Let’s start at the beginning — who are these guys?
Glassdoor has been around since 2007, providing access to millions of job listings, along with a free inside look into what it’s like to work at more than 175,000 companies in more than 100 countries. Glassdoor’s “inside information” on salaries, interview questions, and working conditions is based on anonymous posts from employees and employers. According to its website, Glassdoor now has almost three million salaries and reviews in their database.
Sounds like a great tool for job seekers, right? It really is. I used it when I was looking for a job, as did many of my friends. In some ways, it evened the playing field — giving potential employees the ability to assess the pros and cons of different companies, just as companies assess the pros and cons of different job candidates. It also helped candidates figure out what their salary expectations should be.

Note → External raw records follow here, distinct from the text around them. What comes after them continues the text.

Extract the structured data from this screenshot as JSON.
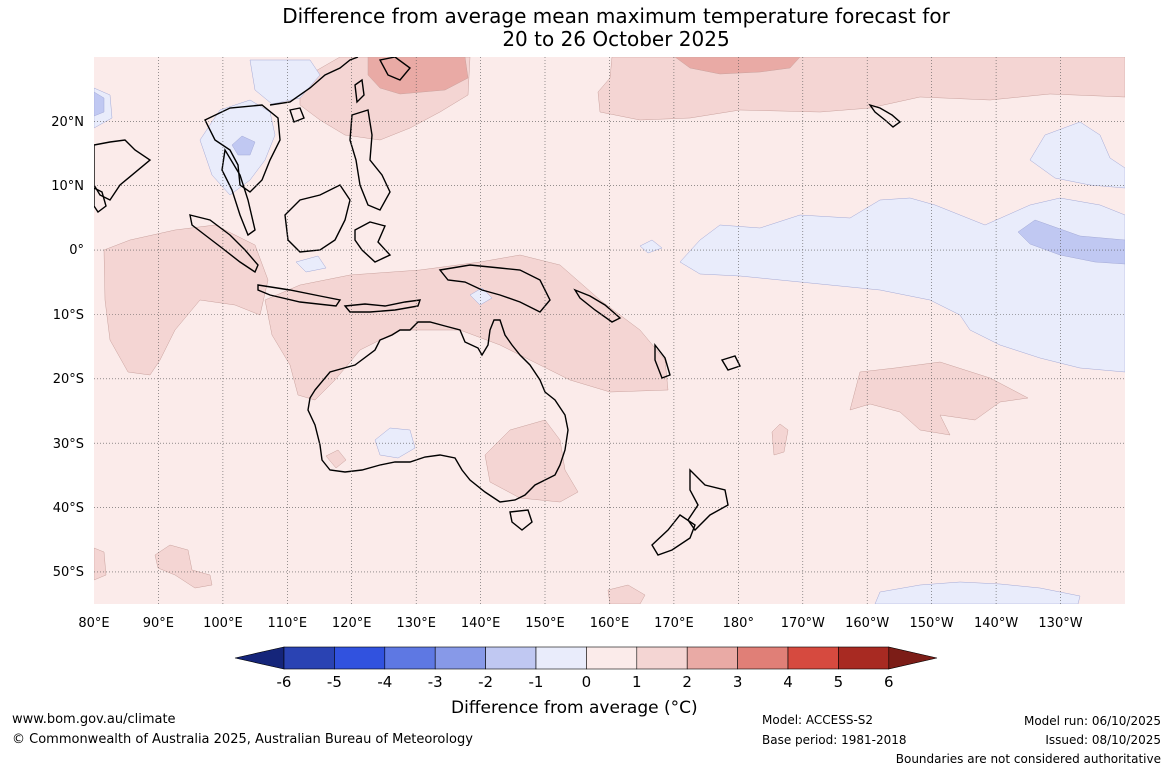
{
  "title": {
    "line1": "Difference from average mean maximum temperature forecast for",
    "line2": "20 to 26 October 2025"
  },
  "map": {
    "lon_ticks": [
      "80°E",
      "90°E",
      "100°E",
      "110°E",
      "120°E",
      "130°E",
      "140°E",
      "150°E",
      "160°E",
      "170°E",
      "180°",
      "170°W",
      "160°W",
      "150°W",
      "140°W",
      "130°W"
    ],
    "lat_ticks": [
      "20°N",
      "10°N",
      "0°",
      "10°S",
      "20°S",
      "30°S",
      "40°S",
      "50°S"
    ],
    "lon_range_deg_east": [
      80,
      240
    ],
    "lat_range_deg": [
      -55,
      30
    ]
  },
  "legend": {
    "ticks": [
      "-6",
      "-5",
      "-4",
      "-3",
      "-2",
      "-1",
      "0",
      "1",
      "2",
      "3",
      "4",
      "5",
      "6"
    ],
    "colors": [
      "#15257a",
      "#2a43b3",
      "#3152df",
      "#5e78e3",
      "#8799e8",
      "#c0c8f2",
      "#e9ecfb",
      "#fbebea",
      "#f4d5d3",
      "#e9aaa5",
      "#e07f77",
      "#d64a3f",
      "#a82a22",
      "#7c1d17"
    ],
    "label": "Difference from average (°C)"
  },
  "footer": {
    "website": "www.bom.gov.au/climate",
    "copyright": "© Commonwealth of Australia 2025, Australian Bureau of Meteorology",
    "model": "Model: ACCESS-S2",
    "base_period": "Base period: 1981-2018",
    "model_run": "Model run: 06/10/2025",
    "issued": "Issued: 08/10/2025",
    "disclaimer": "Boundaries are not considered authoritative"
  }
}
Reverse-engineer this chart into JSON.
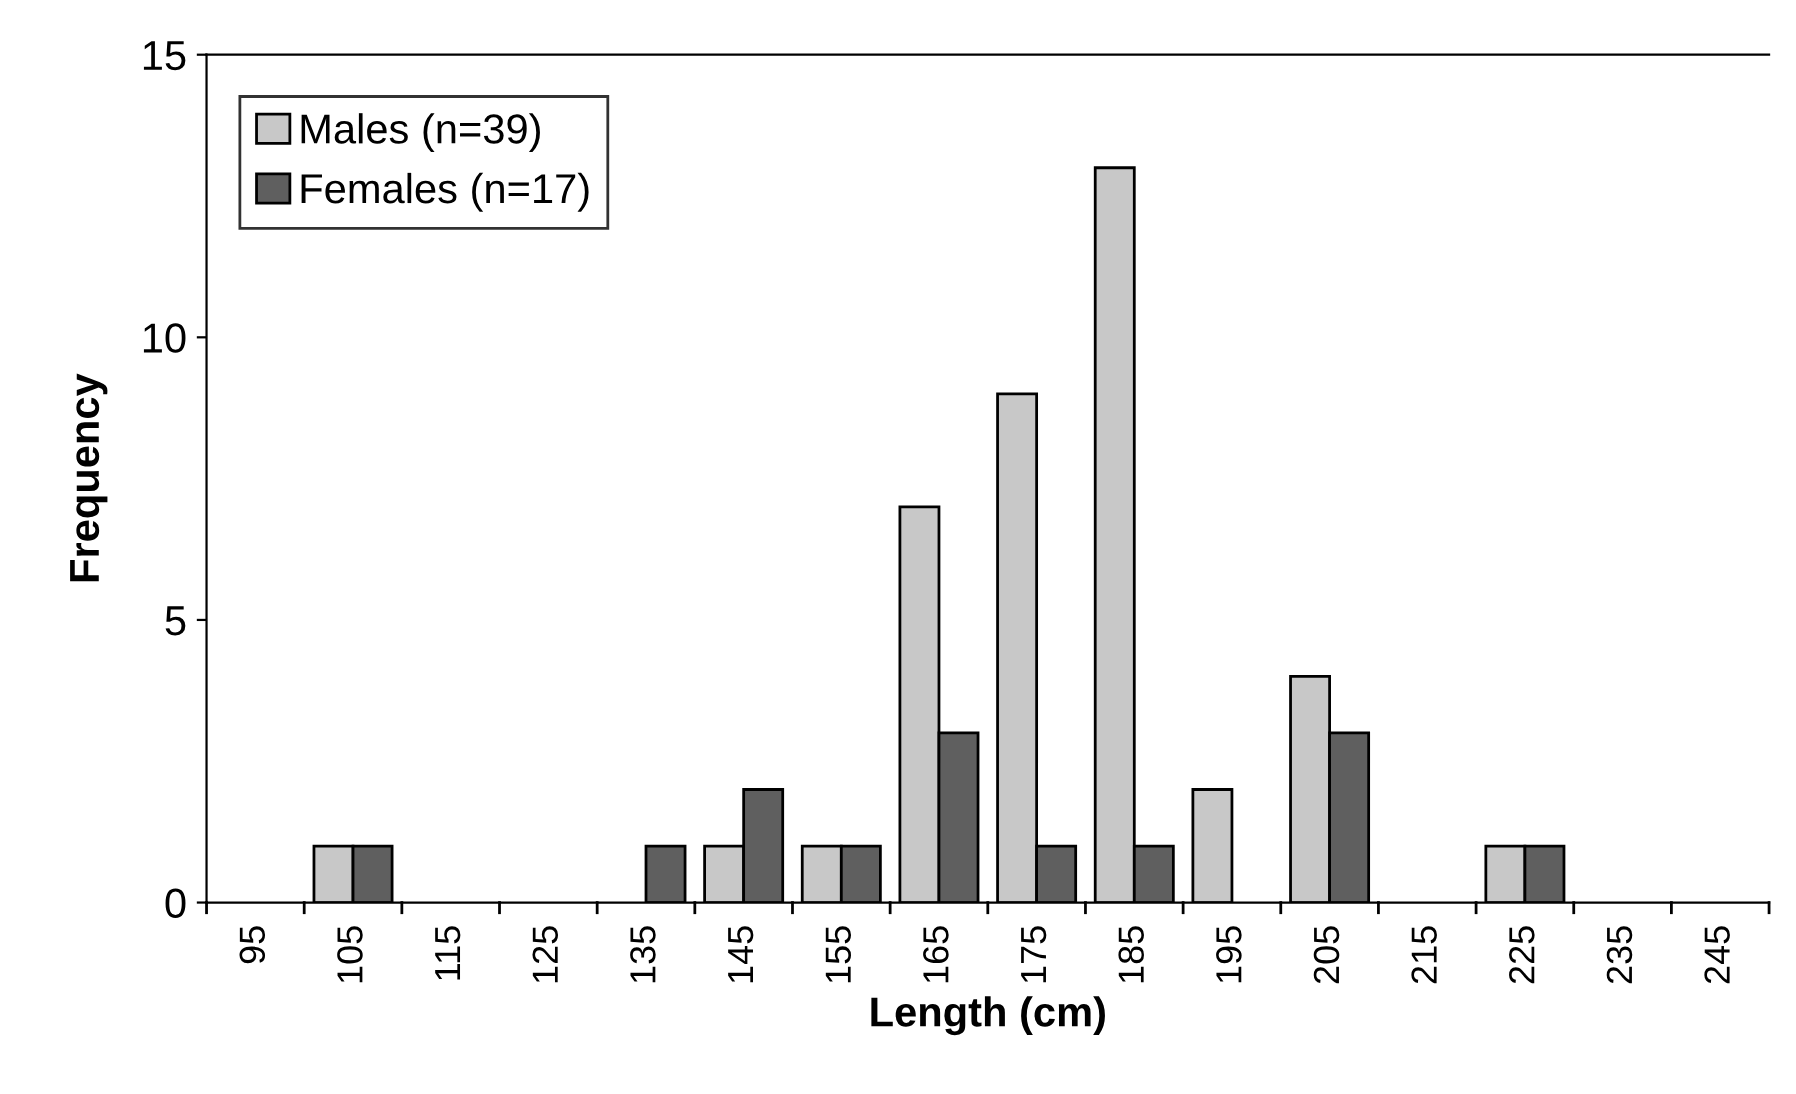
{
  "chart_data": {
    "type": "bar",
    "xlabel": "Length (cm)",
    "ylabel": "Frequency",
    "categories": [
      "95",
      "105",
      "115",
      "125",
      "135",
      "145",
      "155",
      "165",
      "175",
      "185",
      "195",
      "205",
      "215",
      "225",
      "235",
      "245"
    ],
    "series": [
      {
        "name": "Males (n=39)",
        "color": "#c8c8c8",
        "values": [
          0,
          1,
          0,
          0,
          0,
          1,
          1,
          7,
          9,
          13,
          2,
          4,
          0,
          1,
          0,
          0
        ]
      },
      {
        "name": "Females (n=17)",
        "color": "#5f5f5f",
        "values": [
          0,
          1,
          0,
          0,
          1,
          2,
          1,
          3,
          1,
          1,
          0,
          3,
          0,
          1,
          0,
          0
        ]
      }
    ],
    "ylim": [
      0,
      15
    ],
    "yticks": [
      0,
      5,
      10,
      15
    ],
    "grid": false,
    "legend": "top left"
  }
}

Then They Discovered Facebook and Became Greedy
In February, Glassdoor launched Inside Connections, a Facebook app that enables users to integrate their Glassdoor and Facebook accounts. The app shows users which of their Facebook friends are on Glassdoor, and tells them where their friends (and friends’ friends) work, giving them potential “inside connections” to companies they may want to work at. Unlike BranchOut and BeKnown, Inside Connections is not meant to be a mini LinkedIn on your Facebook page. Rather, it is meant to enhance the Glassdoor website by adding a social layer to it.
Many users downloaded the Inside Connections app. By mid-June, it had some 300,000 daily active users. But then something changed, as you can see in the AppData graph below:
On June 26, the number of daily active users rose sharply from 300,000 to over 1 million, finally peaking around 1.4 million users by the end of June.
How did Glassdoor’s app suddenly become so popular? Glassdoor added Open Graph capabilities to the app, which means they started their spammy notification barrage — the one we’re all too familiar with. I’m not against Open Graph capabilities, which can often benefit users. However, I am against using Open Graph capabilities to exploit users and violate their privacy. And apparently I’m not the only who feels this way.
The Public’s Reaction
When Glassdoor started posting on Facebook, there was a lot of curiosity and buzz — and a whole bunch of memes started rolling out.
At first, the reaction was quite positive:
But very quickly things got ugly:
Not only was the app’s spamming campaign being criticized, but so was the app itself. Kashmir Hill, a Forbes writer, claimed that Glassdoor’s integration with Facebook made its salary database much less anonymous. Indeed, with the pool of people who have connected their Facebook accounts to Glassdoor still relatively small, it can be very easy to figure out who makes what.
My Breaking Point
The breaking point for me was when they posted this on my Wall:
I’m not sure what the marketing team at Glassdoor was thinking when they decided to publish such large, unsolicited posts on users’ Timelines. None of my other Facebook apps have ever done that. In fact, I don’t think I’ve ever posted anything as big as that on my own Timeline.
But what offended me most about the post was that it unabashedly displayed information that I considered to be private, including the names of the companies in which I have inside connections, the number of inside connections I have in each company, and the names and photos of my friends along with the exact number of their inside connections.
Perhaps I’m more sensitive than others because my Facebook account is open to subscribers, so my Wall is very public, but I don’t think so. Anyone who checks out a company and fishes around for inside info might want this to be confidential, especially if they are currently employed at another company.
Glassdoor might have had good intentions about helping people find new career opportunities, but the aggressiveness of their Inside Connections app and its abuse of Open Graph capabilities diminished its value and reputation.
So although I’d love to help you find a job, you won’t find me activating any inside connections anymore.